Wellbores are often drilled into subterranean formations (or simply “formation”) to recover hydrocarbons (e.g., oil and/or gas) therefrom. In constructing such wellbores and preparing them for hydrocarbon recovery, it is often necessary to run a tubular into the wellbore (e.g., in preparation of a cementing operation). Such tubulars are frequently referred to as casing or liner string, and encompasses any conduit including pipe, tubing, coiled tubing, and the like. The tubulars are run into the subterranean formation with a running fluid in the formation.
Challenges encountered during running such tubulars include effectively managing wellbore pressure, as the wellbore is exposed to surge and swab pressures during the running. Specifically, the running contributes to pressures in the wellbore that can be expressed in terms of equivalent circulating density (ECD), which are additional pressures exerted on the formation that can induce fractures, lost circulation, or collapse of the tubular. Tubular running must also be performed while avoiding increased surge pressures and slow tubular-running speeds, and avoiding sag of any additives (e.g., weighting agents, and the like) included in the running fluid. As used herein, the term “sag” refers to the settling of particulates in the annulus of a wellbore from a static or circulated fluid. Additionally, if the tubular is run in preparation for a cementing operation, induced fractures may cause the wellbore to take on losses, reducing the likelihood of achieving a quality cementing operation as the height allowance for the pumped cement may be reduced. Accordingly, ECD management is critical to ensure that the pressure within the wellbore during tubular running stays within the pore pressure and fracture gradient pressure window. As used herein, the term “fracture gradient pressure” or “fracture gradient” refers to the pressure required to induce fractures in a subterranean formation at a given depth.
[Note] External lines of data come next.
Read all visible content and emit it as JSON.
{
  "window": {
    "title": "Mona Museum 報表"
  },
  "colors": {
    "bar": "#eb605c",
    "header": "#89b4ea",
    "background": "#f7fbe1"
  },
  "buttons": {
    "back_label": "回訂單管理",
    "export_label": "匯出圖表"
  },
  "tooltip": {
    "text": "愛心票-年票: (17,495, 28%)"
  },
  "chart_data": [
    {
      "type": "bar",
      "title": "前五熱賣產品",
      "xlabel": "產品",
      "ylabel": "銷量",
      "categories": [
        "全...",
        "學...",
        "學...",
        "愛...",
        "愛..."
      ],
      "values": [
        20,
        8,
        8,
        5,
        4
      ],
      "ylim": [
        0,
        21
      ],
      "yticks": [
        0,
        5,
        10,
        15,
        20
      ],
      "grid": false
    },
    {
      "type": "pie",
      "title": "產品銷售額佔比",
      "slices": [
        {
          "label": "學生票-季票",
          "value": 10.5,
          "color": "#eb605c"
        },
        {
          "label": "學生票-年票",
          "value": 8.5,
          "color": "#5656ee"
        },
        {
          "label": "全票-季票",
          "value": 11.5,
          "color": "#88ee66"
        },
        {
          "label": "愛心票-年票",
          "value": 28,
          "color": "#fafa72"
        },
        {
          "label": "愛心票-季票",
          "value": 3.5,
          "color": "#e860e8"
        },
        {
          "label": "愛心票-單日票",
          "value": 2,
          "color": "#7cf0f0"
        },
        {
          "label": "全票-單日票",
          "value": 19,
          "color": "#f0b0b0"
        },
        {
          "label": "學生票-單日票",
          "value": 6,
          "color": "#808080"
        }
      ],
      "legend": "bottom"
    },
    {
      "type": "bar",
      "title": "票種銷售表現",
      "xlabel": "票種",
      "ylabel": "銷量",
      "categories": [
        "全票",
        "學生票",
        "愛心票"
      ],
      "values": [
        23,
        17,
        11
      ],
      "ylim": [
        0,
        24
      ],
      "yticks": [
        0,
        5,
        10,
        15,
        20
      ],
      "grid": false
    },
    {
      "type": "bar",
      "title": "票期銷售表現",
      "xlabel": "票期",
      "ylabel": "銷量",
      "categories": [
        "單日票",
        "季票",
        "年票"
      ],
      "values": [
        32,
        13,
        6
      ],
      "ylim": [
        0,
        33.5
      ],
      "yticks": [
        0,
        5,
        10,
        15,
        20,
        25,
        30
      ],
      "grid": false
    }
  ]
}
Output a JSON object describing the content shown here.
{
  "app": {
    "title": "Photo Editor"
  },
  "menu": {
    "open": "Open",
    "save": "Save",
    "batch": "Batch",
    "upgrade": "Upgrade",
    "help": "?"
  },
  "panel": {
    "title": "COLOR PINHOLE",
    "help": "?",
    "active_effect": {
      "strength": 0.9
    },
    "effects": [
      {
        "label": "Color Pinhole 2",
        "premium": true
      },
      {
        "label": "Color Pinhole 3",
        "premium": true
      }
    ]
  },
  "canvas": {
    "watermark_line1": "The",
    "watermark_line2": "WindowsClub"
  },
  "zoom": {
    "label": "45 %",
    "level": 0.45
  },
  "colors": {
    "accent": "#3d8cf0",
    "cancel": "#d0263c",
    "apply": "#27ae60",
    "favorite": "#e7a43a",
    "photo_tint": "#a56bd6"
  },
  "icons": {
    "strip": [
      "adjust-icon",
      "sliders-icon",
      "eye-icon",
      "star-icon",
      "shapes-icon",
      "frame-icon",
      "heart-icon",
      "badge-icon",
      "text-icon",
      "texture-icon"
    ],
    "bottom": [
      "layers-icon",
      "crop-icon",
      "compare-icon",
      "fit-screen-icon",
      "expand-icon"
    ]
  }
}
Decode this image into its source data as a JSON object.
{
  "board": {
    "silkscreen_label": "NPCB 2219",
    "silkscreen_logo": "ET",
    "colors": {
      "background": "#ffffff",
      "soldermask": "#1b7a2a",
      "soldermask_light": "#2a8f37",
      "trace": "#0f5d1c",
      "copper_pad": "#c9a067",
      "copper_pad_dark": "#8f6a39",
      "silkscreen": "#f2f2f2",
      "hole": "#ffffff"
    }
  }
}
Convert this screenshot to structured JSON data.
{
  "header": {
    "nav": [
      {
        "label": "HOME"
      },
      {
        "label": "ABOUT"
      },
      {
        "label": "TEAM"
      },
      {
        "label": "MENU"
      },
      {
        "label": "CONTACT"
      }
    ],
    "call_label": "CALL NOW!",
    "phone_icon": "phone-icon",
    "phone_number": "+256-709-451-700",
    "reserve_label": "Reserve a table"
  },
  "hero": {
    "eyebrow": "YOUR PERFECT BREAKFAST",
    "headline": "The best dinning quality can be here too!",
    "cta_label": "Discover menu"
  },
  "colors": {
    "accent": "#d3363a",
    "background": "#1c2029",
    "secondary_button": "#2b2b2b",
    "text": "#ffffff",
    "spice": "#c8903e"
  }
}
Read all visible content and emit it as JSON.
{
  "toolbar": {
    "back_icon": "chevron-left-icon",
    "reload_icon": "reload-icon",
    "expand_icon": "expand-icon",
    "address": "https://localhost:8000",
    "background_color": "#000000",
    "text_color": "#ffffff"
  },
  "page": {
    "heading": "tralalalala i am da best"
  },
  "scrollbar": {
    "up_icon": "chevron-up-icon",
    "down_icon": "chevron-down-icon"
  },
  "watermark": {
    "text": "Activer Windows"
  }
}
Particular wellbore configurations or formation compositions may pose greater challenges than others. For example, depleted zones in a formation may pose an ECD challenge as well as a lost circulation hazard because of the regression of the pore pressure and the fracture gradient compared with the surrounding formation strata. Additionally, depleted zones may pose a stuck pipe hazard due to overbalanced densities of surrounding running fluids, resulting in extreme differential pressures in relation to the depleted zone pressure. As another example, highly deviated wells (i.e., wellbores drilled at high-angles) may result in poor wellbore cleaning, which adversely affects ECD. For instance, in deviated wells having deviated angles of greater than about 30°, cutting beds may form due to an insufficient pump rate, leading to excessive ECD, pack-offs, and/or stuck pipe. Furthermore, highly deviated wells increase the likelihood (present in all wellbores) of sag (e.g., barite sag) from the running fluid. Such sag may result in density differentials in the running fluid and, thus, in the fluid column in the wellbore, which may cause significant differences in pressure exerted on the formation. The resultant fluctuations in pressure may increase the potential for fracturing the formation, as well as inducing an influx of formation fluid.